Un día, retornó a la vera de su lago, ya salobre de tanto dragarlo. Había vuelto a su barrio, con el cuerpo marcado y el apellido cambiado. Solo necesitó unas cuantas semanas para recomenzar; juntó lo que tenía y, con la ayuda de Moisés, su amigo de toda la vida, se embarcó en la aventura de la imprenta clandestina.

En voz baja, tras los zaguanes y medio ocultos entre las celosías, los comentarios se extendieron:

–Hey, volvió El Demócrata– se decía, muy bajito, tras las puertas y con las ventanas a medio abrir

–¿Quién, Alfredo, el hijo ‘e Tomasa?

–¡Shssssss! No digáis nada, ve que casi lo matan.

Las voces de la ciudad arroparon el ruido de aquella imprenta por varios meses.

–Epa, Julíán, ¿Qué venís a hacer vos por aquí, muchacho?

Vení, tomate esta cervecita y escuchá esta gaitica.

Ana, cantámele, aquí a Julián, los versos que compusimos pa’ la fiesta de esta noche.

–Ajá, ‘ta bien, pero no te me hagáis el pendejo, vos sabéis qué es lo que vengo buscando.

Decime, ¿dónde está Moralito?

–Ah, compadre, eso le pregunto yo a usté; desde que se fue pa’ Caracas no se supo nada de él.

–¡Ay, Trinidad, no te metáis en problemas! Que yo sé que ese demócrata es la lengua ‘e Moralito

–En serio, compadre, vos sabéis que yo soy tu amigo, y por aquí nadie lo ha visto, te doy mi palabra, primo.

En estos meses de clandestino, mi padre conoció a mi madre, una andorrana “de armas tomar”, y se enamoró. Ella le prometió paciencia para esperar, pero le exigió que terminara con su aventura de “El Demócrata”.

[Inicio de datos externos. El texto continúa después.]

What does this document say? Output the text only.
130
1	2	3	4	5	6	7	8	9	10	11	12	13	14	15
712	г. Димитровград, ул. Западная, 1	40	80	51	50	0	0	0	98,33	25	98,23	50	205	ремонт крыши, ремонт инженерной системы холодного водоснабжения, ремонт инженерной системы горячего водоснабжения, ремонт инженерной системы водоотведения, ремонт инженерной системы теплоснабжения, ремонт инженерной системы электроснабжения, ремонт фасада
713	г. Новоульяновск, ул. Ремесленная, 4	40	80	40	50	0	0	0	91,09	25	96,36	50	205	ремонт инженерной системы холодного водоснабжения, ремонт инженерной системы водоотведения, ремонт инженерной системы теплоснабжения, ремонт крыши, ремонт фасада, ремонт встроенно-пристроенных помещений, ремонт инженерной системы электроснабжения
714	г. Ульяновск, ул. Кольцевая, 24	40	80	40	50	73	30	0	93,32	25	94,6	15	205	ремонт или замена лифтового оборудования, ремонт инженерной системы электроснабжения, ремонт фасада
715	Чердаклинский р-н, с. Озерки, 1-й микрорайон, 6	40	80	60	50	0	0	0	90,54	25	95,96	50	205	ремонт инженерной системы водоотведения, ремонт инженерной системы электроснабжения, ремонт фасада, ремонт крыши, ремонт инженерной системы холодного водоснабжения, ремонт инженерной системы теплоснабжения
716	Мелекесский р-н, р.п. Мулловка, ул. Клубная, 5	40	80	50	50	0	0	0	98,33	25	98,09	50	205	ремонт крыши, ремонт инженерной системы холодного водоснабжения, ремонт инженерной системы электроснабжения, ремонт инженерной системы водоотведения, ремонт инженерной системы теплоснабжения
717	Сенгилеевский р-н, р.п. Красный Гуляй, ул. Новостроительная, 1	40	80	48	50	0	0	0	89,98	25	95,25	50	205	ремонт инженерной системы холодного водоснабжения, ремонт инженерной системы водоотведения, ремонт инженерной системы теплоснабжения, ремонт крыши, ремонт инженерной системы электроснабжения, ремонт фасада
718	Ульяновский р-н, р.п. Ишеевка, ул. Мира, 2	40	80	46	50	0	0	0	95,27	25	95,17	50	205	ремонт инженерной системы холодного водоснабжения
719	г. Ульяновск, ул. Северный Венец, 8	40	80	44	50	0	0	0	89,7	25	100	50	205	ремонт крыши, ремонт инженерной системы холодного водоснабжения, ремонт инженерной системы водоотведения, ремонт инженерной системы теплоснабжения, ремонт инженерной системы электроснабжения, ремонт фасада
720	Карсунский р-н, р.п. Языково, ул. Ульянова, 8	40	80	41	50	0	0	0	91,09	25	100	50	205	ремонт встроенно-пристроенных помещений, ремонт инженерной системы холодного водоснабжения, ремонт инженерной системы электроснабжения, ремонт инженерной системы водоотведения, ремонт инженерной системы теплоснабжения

Nueves meses después, cambiamos de dictador y, por algún tiempo, se olvidaron de mi padre; la resistencia salió a la luz y El Demócrata quedó en el olvido; ahora había un partido, que llamaban el democrático, al que mi padre dedicó más de 30 años de vida.

En medio de tensa paz, mi padre pidió a mi madre, y se casaron. Pero, esa paz apenas duraría unos dos años en la ciudad, así que Moralito volvió a las listas de los buscados, perseguidos y vigilados. Para entonces, mi madre iba para su segundo parto. Y los dolores le llegaron una noche de huida. La ciudad estallaba entre cohetones y triquitraques; luces de colores que venían anunciando el año nuevo

–Alfredo, ya tenemos dos hijas, por ellas, te pido que te salgáis de todo eso, hacelo por las muchachitas.

Y accedió. La imprenta se desmontó y Alfredo nunca más escribió. Cuando llegó la democracia, ya se había retirado de la política. Por entonces, ya no eran dos sino seis niñas que mantener y educar.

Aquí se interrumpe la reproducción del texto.